|Casualties of War, Dorothy Collective, 2009|
The Dorothy Collectives Casualties of War was in my opinion one of the greatest art pieces of 2009. It was a welcome relief to the already stale talk concerning Hirst's For the love of God and coincided very nicely with one of the most important experiences of my life so far, my travelling through India and Egypt. Looking back now it is also interesting to note that this leg of my trip started in Turkey (New Zealand and Turkey share many very sad wartime stories) and the very stunning city of Istanbul. In the short time I spend there I became convinced it is not only one of the most romantic places in the world but also my spiritual home. I'm glad now for the rest Istanbul afforded as although India and Egypt are equally stunning and also hold an often intense spiritual pull for many, (even for some who have actually made it there) they are demanding. The realities of being in the fringes of the Middle East were not lost on me, nor was the small chance of my potential mistaken heritage (I even stitched a New Zealand flag to my pack, up-side down of course). It was though the smiles, sweat, interest and dirty old corporate logos worm by descendants of Pharaohs and holy men that caught my attention. It seemed apparent to my "western" eyes a trade had been made with these great empires, for their structure, their history. The deal must have been subtle over the years for a few generations later and these kings and gods looked at me with wonder. In my wonder I was confused.
In many ways 2009 was very much a transitional period for me and one focused one introspection and global awareness. I feel I woke up. Not in the "I've gone out and seen the world and I'm amazing" kinda way but more "I've gone out and seen the world and now I feel as insignificant as a bug and I really wanna help" kinda way. I don't know if I've really been too affective in my intentions since then and to be honest I'd have to be suspicious of anyone who spouts bollocks like this but that is the way I did and still feel. It's a small arse little ball o' mud 'n' rock floating in toxic space and we spend most of our time on here just bumping into stuff. Case in point a few weeks earlier I was standing in Billund, Denmark, gazing upon pyramids made of lego.

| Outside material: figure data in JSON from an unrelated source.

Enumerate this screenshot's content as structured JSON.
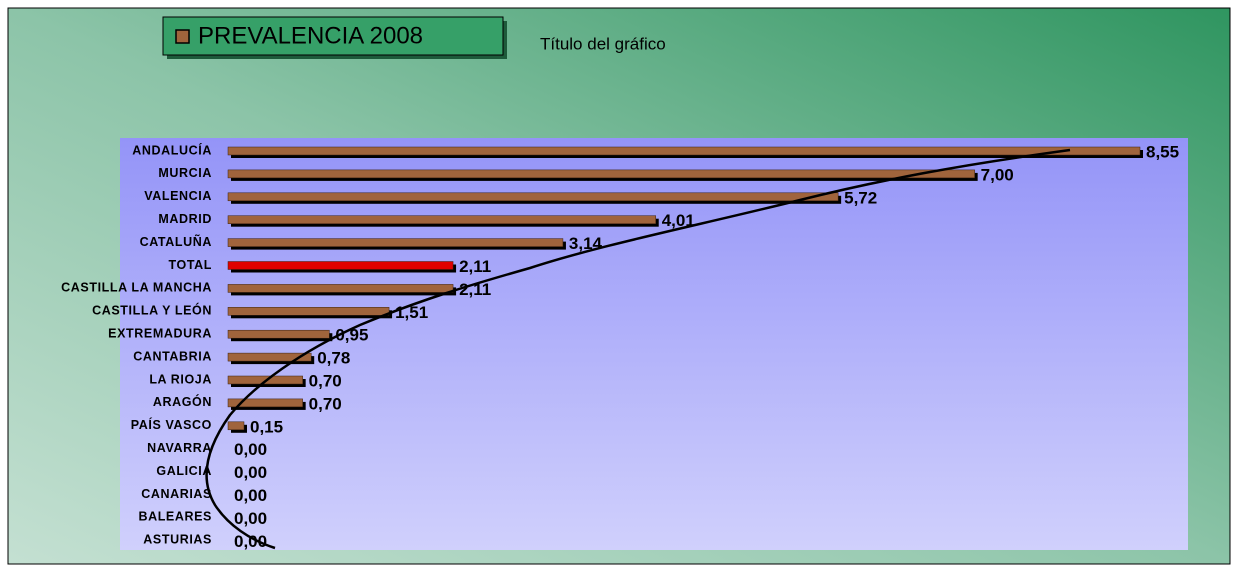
{
  "chart_data": {
    "type": "hbar",
    "title": "Título del gráfico",
    "categories": [
      "ANDALUCÍA",
      "MURCIA",
      "VALENCIA",
      "MADRID",
      "CATALUÑA",
      "TOTAL",
      "CASTILLA LA MANCHA",
      "CASTILLA Y LEÓN",
      "EXTREMADURA",
      "CANTABRIA",
      "LA RIOJA",
      "ARAGÓN",
      "PAÍS VASCO",
      "NAVARRA",
      "GALICIA",
      "CANARIAS",
      "BALEARES",
      "ASTURIAS"
    ],
    "series": [
      {
        "name": "PREVALENCIA 2008",
        "color": "#a0643c",
        "colors": [
          "#a0643c",
          "#a0643c",
          "#a0643c",
          "#a0643c",
          "#a0643c",
          "#e00000",
          "#a0643c",
          "#a0643c",
          "#a0643c",
          "#a0643c",
          "#a0643c",
          "#a0643c",
          "#a0643c",
          "#a0643c",
          "#a0643c",
          "#a0643c",
          "#a0643c",
          "#a0643c"
        ],
        "values": [
          8.55,
          7.0,
          5.72,
          4.01,
          3.14,
          2.11,
          2.11,
          1.51,
          0.95,
          0.78,
          0.7,
          0.7,
          0.15,
          0,
          0,
          0,
          0,
          0
        ],
        "value_labels": [
          "8,55",
          "7,00",
          "5,72",
          "4,01",
          "3,14",
          "2,11",
          "2,11",
          "1,51",
          "0,95",
          "0,78",
          "0,70",
          "0,70",
          "0,15",
          "0,00",
          "0,00",
          "0,00",
          "0,00",
          "0,00"
        ]
      }
    ],
    "xlim": [
      0,
      9
    ]
  }
}
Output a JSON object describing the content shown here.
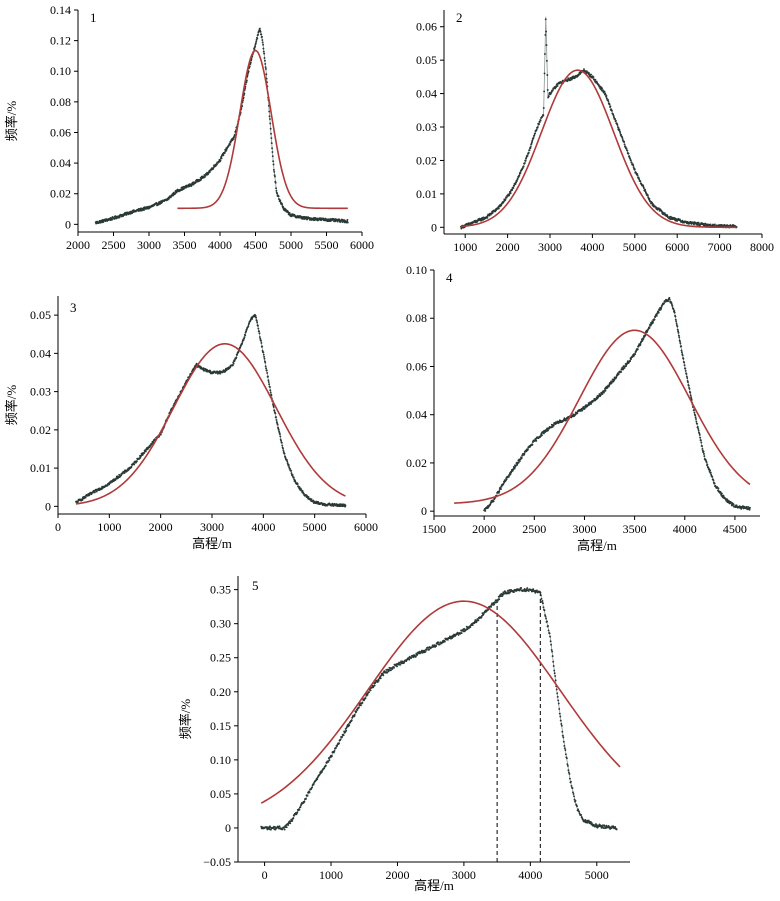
{
  "figure": {
    "background": "#ffffff"
  },
  "colors": {
    "observed": "#2a3a36",
    "fit": "#b03a3a",
    "axis": "#000000"
  },
  "chart_data": [
    {
      "type": "scatter",
      "label": "1",
      "xlabel": "",
      "ylabel": "频率/%",
      "xlim": [
        2000,
        6000
      ],
      "ylim": [
        -0.005,
        0.14
      ],
      "xticks": [
        2000,
        2500,
        3000,
        3500,
        4000,
        4500,
        5000,
        5500,
        6000
      ],
      "yticks": [
        0,
        0.02,
        0.04,
        0.06,
        0.08,
        0.1,
        0.12,
        0.14
      ],
      "ytick_labels": [
        "0",
        "0.02",
        "0.04",
        "0.06",
        "0.08",
        "0.10",
        "0.12",
        "0.14"
      ],
      "series": [
        {
          "role": "observed",
          "style": "scatter",
          "x": [
            2250,
            2500,
            2750,
            3000,
            3250,
            3400,
            3600,
            3800,
            4000,
            4100,
            4200,
            4300,
            4400,
            4500,
            4560,
            4600,
            4650,
            4700,
            4750,
            4800,
            4900,
            5000,
            5200,
            5500,
            5800
          ],
          "y": [
            0.001,
            0.004,
            0.008,
            0.011,
            0.016,
            0.022,
            0.026,
            0.032,
            0.042,
            0.05,
            0.057,
            0.075,
            0.1,
            0.118,
            0.128,
            0.12,
            0.1,
            0.07,
            0.04,
            0.02,
            0.01,
            0.006,
            0.004,
            0.003,
            0.002
          ]
        },
        {
          "role": "fit",
          "style": "line",
          "curve": "gaussian",
          "mu": 4500,
          "sigma": 220,
          "amplitude": 0.103,
          "offset": 0.0105
        }
      ]
    },
    {
      "type": "scatter",
      "label": "2",
      "xlabel": "",
      "ylabel": "",
      "xlim": [
        500,
        8000
      ],
      "ylim": [
        -0.002,
        0.065
      ],
      "xticks": [
        1000,
        2000,
        3000,
        4000,
        5000,
        6000,
        7000,
        8000
      ],
      "yticks": [
        0,
        0.01,
        0.02,
        0.03,
        0.04,
        0.05,
        0.06
      ],
      "ytick_labels": [
        "0",
        "0.01",
        "0.02",
        "0.03",
        "0.04",
        "0.05",
        "0.06"
      ],
      "series": [
        {
          "role": "observed",
          "style": "scatter",
          "x": [
            900,
            1200,
            1500,
            1800,
            2100,
            2400,
            2700,
            2850,
            2900,
            2950,
            3000,
            3200,
            3400,
            3600,
            3800,
            3900,
            4000,
            4300,
            4600,
            5000,
            5400,
            5800,
            6200,
            6800,
            7400
          ],
          "y": [
            0.0,
            0.0015,
            0.003,
            0.006,
            0.011,
            0.019,
            0.03,
            0.034,
            0.063,
            0.039,
            0.04,
            0.043,
            0.044,
            0.045,
            0.047,
            0.046,
            0.045,
            0.04,
            0.03,
            0.017,
            0.007,
            0.003,
            0.0015,
            0.0005,
            0.0003
          ]
        },
        {
          "role": "fit",
          "style": "line",
          "curve": "gaussian",
          "mu": 3650,
          "sigma": 850,
          "amplitude": 0.047,
          "offset": 0,
          "xmin": 900,
          "xmax": 7400
        }
      ]
    },
    {
      "type": "scatter",
      "label": "3",
      "xlabel": "高程/m",
      "ylabel": "频率/%",
      "xlim": [
        0,
        6000
      ],
      "ylim": [
        -0.002,
        0.055
      ],
      "xticks": [
        0,
        1000,
        2000,
        3000,
        4000,
        5000,
        6000
      ],
      "yticks": [
        0,
        0.01,
        0.02,
        0.03,
        0.04,
        0.05
      ],
      "ytick_labels": [
        "0",
        "0.01",
        "0.02",
        "0.03",
        "0.04",
        "0.05"
      ],
      "series": [
        {
          "role": "observed",
          "style": "scatter",
          "x": [
            350,
            600,
            1000,
            1400,
            1800,
            2000,
            2200,
            2400,
            2600,
            2700,
            2800,
            3000,
            3200,
            3400,
            3600,
            3750,
            3850,
            4000,
            4200,
            4400,
            4600,
            4800,
            5000,
            5200,
            5600
          ],
          "y": [
            0.001,
            0.003,
            0.006,
            0.01,
            0.016,
            0.019,
            0.025,
            0.03,
            0.035,
            0.037,
            0.036,
            0.035,
            0.035,
            0.037,
            0.043,
            0.049,
            0.05,
            0.04,
            0.026,
            0.014,
            0.007,
            0.003,
            0.001,
            0.0005,
            0.0002
          ]
        },
        {
          "role": "fit",
          "style": "line",
          "curve": "gaussian",
          "mu": 3250,
          "sigma": 1000,
          "amplitude": 0.0425,
          "offset": 0,
          "xmin": 350,
          "xmax": 5600
        }
      ]
    },
    {
      "type": "scatter",
      "label": "4",
      "xlabel": "高程/m",
      "ylabel": "",
      "xlim": [
        1500,
        4750
      ],
      "ylim": [
        -0.002,
        0.1
      ],
      "xticks": [
        1500,
        2000,
        2500,
        3000,
        3500,
        4000,
        4500
      ],
      "yticks": [
        0,
        0.02,
        0.04,
        0.06,
        0.08,
        0.1
      ],
      "ytick_labels": [
        "0",
        "0.02",
        "0.04",
        "0.06",
        "0.08",
        "0.10"
      ],
      "series": [
        {
          "role": "observed",
          "style": "scatter",
          "x": [
            2000,
            2100,
            2200,
            2300,
            2400,
            2500,
            2600,
            2700,
            2800,
            2900,
            3000,
            3100,
            3200,
            3300,
            3400,
            3500,
            3600,
            3700,
            3800,
            3850,
            3900,
            4000,
            4100,
            4200,
            4300,
            4400,
            4500,
            4650
          ],
          "y": [
            0.0,
            0.005,
            0.012,
            0.018,
            0.024,
            0.029,
            0.033,
            0.036,
            0.038,
            0.04,
            0.043,
            0.046,
            0.05,
            0.055,
            0.06,
            0.065,
            0.073,
            0.08,
            0.087,
            0.088,
            0.082,
            0.06,
            0.04,
            0.022,
            0.011,
            0.005,
            0.002,
            0.001
          ]
        },
        {
          "role": "fit",
          "style": "line",
          "curve": "gaussian",
          "mu": 3500,
          "sigma": 550,
          "amplitude": 0.072,
          "offset": 0.003,
          "xmin": 1700,
          "xmax": 4650
        }
      ]
    },
    {
      "type": "scatter",
      "label": "5",
      "xlabel": "高程/m",
      "ylabel": "频率/%",
      "xlim": [
        -400,
        5500
      ],
      "ylim": [
        -0.05,
        0.37
      ],
      "xticks": [
        0,
        1000,
        2000,
        3000,
        4000,
        5000
      ],
      "yticks": [
        -0.05,
        0,
        0.05,
        0.1,
        0.15,
        0.2,
        0.25,
        0.3,
        0.35
      ],
      "ytick_labels": [
        "−0.05",
        "0",
        "0.05",
        "0.10",
        "0.15",
        "0.20",
        "0.25",
        "0.30",
        "0.35"
      ],
      "dashed_vlines": [
        3500,
        4150
      ],
      "series": [
        {
          "role": "observed",
          "style": "scatter",
          "x": [
            -50,
            300,
            400,
            600,
            800,
            1000,
            1200,
            1400,
            1600,
            1800,
            2000,
            2200,
            2400,
            2600,
            2800,
            3000,
            3200,
            3400,
            3600,
            3800,
            4000,
            4150,
            4300,
            4400,
            4500,
            4600,
            4700,
            4800,
            5000,
            5300
          ],
          "y": [
            0.0,
            0.0,
            0.01,
            0.04,
            0.075,
            0.105,
            0.14,
            0.175,
            0.205,
            0.228,
            0.24,
            0.25,
            0.26,
            0.27,
            0.28,
            0.29,
            0.305,
            0.325,
            0.345,
            0.35,
            0.35,
            0.345,
            0.28,
            0.2,
            0.13,
            0.07,
            0.03,
            0.012,
            0.003,
            0.0
          ]
        },
        {
          "role": "fit",
          "style": "line",
          "curve": "gaussian",
          "mu": 3000,
          "sigma": 1450,
          "amplitude": 0.333,
          "offset": 0,
          "xmin": -50,
          "xmax": 5350
        }
      ]
    }
  ]
}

|Wartime economics, The little green army man, 2010, Barry John|
My concept for The little green army man is where I think we are heading. It may not be as salient as that of the Dorothy Collective's where we are now, especially considering recent military history but that mixed with the current and very much ongoing world wide economic situation, seems almost a certainty. I despair as to what employment the surplus of the human resource will be presented with once our militarises reduce overheads by way of cloning. I fear our young will one day muse on the genitally manipulated and ruminate over the heroes kept in cages. To war there seems no end but increased efficiency.